Winter weather storms can lead to power outages, making it difficult to store food in your fridge or freezer safely. In areas where snow is on the ground, you may be tempted to put that food outside to stay cold (you wouldn't be alone!), but the United States Department of Agriculture warns against this.
The USDA has a frequently asked question page that answers the best ways to keep food safe during an emergency. Although putting food in snow might seem like a quick fix, there are two main reasons why it may not guarantee freshness. For one, the outside temperature can vary by the hour even if snow is still falling, and the sun's rays could still thaw out frozen food items. Secondly, placing your food outside leaves it vulnerable to animals and other unsanitary conditions. Wild animals can harbor bacteria and disease, the USDA explains, which is why food that comes in contact with them should never be consumed.

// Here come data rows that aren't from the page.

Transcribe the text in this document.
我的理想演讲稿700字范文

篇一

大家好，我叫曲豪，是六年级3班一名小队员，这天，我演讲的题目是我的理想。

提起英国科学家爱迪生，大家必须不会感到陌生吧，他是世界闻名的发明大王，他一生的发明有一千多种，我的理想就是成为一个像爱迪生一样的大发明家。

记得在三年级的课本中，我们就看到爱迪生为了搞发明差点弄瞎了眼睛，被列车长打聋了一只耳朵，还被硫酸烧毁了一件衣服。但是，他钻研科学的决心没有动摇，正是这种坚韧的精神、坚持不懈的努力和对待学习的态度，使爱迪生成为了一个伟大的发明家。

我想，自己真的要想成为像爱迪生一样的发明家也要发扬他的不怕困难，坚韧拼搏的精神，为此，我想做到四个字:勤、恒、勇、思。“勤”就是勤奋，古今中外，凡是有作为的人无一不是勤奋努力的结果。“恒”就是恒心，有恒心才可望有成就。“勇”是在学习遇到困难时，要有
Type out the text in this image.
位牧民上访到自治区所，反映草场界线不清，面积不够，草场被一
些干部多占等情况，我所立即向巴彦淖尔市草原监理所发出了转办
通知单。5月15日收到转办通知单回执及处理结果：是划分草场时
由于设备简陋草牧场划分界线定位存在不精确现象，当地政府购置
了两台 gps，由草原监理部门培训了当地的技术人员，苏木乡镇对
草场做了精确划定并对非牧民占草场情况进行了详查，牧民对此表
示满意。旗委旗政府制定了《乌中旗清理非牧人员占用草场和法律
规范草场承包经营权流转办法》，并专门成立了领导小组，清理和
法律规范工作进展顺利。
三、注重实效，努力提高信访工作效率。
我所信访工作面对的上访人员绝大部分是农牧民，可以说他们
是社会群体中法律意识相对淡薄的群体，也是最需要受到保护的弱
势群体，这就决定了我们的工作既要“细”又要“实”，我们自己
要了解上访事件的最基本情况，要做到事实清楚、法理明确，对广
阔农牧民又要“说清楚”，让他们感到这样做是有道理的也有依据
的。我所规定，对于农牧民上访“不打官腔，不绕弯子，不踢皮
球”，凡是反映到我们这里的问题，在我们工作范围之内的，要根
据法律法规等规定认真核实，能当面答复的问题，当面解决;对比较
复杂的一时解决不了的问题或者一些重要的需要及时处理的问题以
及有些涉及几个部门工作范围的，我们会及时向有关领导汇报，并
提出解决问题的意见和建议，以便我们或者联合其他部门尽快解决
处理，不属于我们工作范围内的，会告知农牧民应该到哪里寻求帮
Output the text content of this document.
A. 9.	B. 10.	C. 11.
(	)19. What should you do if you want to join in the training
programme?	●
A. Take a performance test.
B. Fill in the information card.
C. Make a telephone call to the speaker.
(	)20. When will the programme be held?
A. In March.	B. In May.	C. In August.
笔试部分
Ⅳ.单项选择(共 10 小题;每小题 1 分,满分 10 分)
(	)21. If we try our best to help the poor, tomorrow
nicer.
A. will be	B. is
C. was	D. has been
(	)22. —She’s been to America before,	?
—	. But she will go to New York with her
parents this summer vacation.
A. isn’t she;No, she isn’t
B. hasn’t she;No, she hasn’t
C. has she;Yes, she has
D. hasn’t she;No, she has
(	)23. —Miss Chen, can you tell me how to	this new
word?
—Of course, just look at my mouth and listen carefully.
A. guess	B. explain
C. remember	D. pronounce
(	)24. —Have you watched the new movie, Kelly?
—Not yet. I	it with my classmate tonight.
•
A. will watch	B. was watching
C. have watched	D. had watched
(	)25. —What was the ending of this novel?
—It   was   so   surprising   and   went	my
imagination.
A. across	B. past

Instead, the Department of Agriculture suggests taking advantage of the cold weather by making your own ice cubes or freezing any ice packs you may have. These homemade ice cubes can then be placed in your freezer or coolers with your food to maintain its temperature and ensure it can be eaten later on without any potential health concerns.
As a general rule of thumb, items like meat, poultry, fish, and eggs should be stored at or below 40 degrees Fahrenheit and frozen food at or below zero degrees Fahrenheit. While this is hard to maintain during power outages, the USDA says keeping your fridge and freezer doors closed as much as possible can help your food stay at the necessary temperature for up to four hours. If the doors stay closed, a full freezer can even maintain temperature for up to 48 hours. It's also a good idea to plan ahead if you hear of an oncoming storm by purchasing shelf-stable milk, water, and canned goods that don't require refrigeration to stay fresh.